Yapılan çalışmalara göre (Aslan ve ark. 1996, Fawzy, Fawzy, Pasnau 1991, Felton 1998, Oehler et al. 1991) tükenmişlik, iş kaybından aile içi ilişki sorunlarına, psikosomatik hastalıklardan alkol-madde-sigara kullanımına ve hatta uykusuzluk, depresyon gibi ruhsal hastalıklara kadar uzanan çok çeşitli ciddi sonuçlara neden olmaktadır.

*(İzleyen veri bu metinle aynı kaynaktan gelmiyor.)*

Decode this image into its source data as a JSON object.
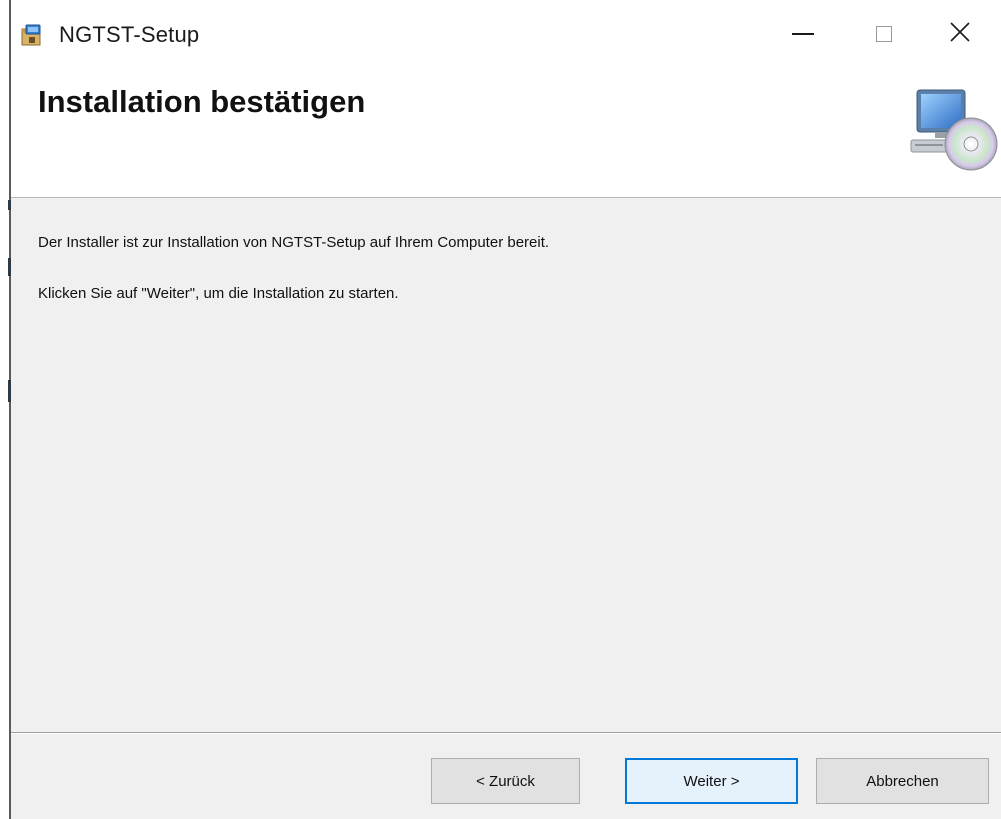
{
  "window": {
    "title": "NGTST-Setup",
    "icon": "installer-package-icon",
    "controls": {
      "minimize": "minimize-icon",
      "maximize": "maximize-icon",
      "close": "close-icon"
    }
  },
  "header": {
    "title": "Installation bestätigen",
    "image": "computer-cd-icon"
  },
  "content": {
    "message1": "Der Installer ist zur Installation von NGTST-Setup auf Ihrem Computer bereit.",
    "message2": "Klicken Sie auf \"Weiter\", um die Installation zu starten."
  },
  "footer": {
    "back_label": "< Zurück",
    "next_label": "Weiter >",
    "cancel_label": "Abbrechen"
  },
  "colors": {
    "content_bg": "#f0f0f0",
    "default_button_border": "#0078d7"
  }
}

Dünya Sağlık Örgütü’ne göre iş sağlığı, bütün çalışanların bedensel, ruhsal ve sosyal refahlarını en üst düzeye yükseltmek, çalışanların sağlıklarının iş koşulları nedeniyle bozulmasını önlemek, çalışanları sağlığa aykırı risk faktörlerinden korumak, her çalışanı kendi iş çevresinde bedensel ve psikolojik şartlarına uygun pozisyona yerleştirmek ve orada korumaktır (Baltaş, Baltaş 1993). Gerek çalışanların, gerekse sağlıklı iş ortamını hazırlamada genellikle bireysel, kurumsal ve hatta sistemden kaynaklanan etmenler bir arada rol oynamaktadır. Dolayısıyla, ortaya çıkan iş stresinin ve tükenmişliğin, bir sendrom ve sistem sorunu olarak ele alınması gerektiğini vurgulamak gerekir.
Öneriler
Tükenmişlikte etkili müdahale, hem bireysel hem de örgütsel zeminde olmalıdır. En önemlisi baştan ortaya çıkarıcı etmenlerin giderilmesi ve erken dönemde tanınarak hızla müdahale edilmelidir. Bu nedenle sadece bireysel değil, kurumsal, toplumsal ve sağlık politikasıyla ilgili önemli boyutları da olan bu sorunu çözmek için atılacak adımların başında olgunun tanınır ve tartışılır kılınması gereklidir, ancak yeterli değildir. Yine de, mesleki bilgilerime, gözlemlerime ve deneylerime dayanarak hemşirelerin yaşadığı bu stresin harekete geçirici bir uyaran olduğunu, hemşireliğin meslekleşme sürecinde ileri adımlar atmasında itici bir güç oluşturacağı inancında olduğumu belirtmek isterim. İş stresini ve tükenmeyi önlemeye ve onunla başa çıkmaya yönelik etkin yöntemlerin saptanması için yapılacak çalışmalar ve girişimlerle hedeflenen sonuca ulaşmak mümkün ve biz bu sorunu yaşayan, sorunun parçası olan insanlar olmaktan çıkıp, çözümün bir parçası olabiliriz.
KAÇMAZ, N. (2005). Hemşirelerde iş stresi ve tükenmişlik. Florence Nightingale Hemşirelik Dergisi, 13(54), 65-75.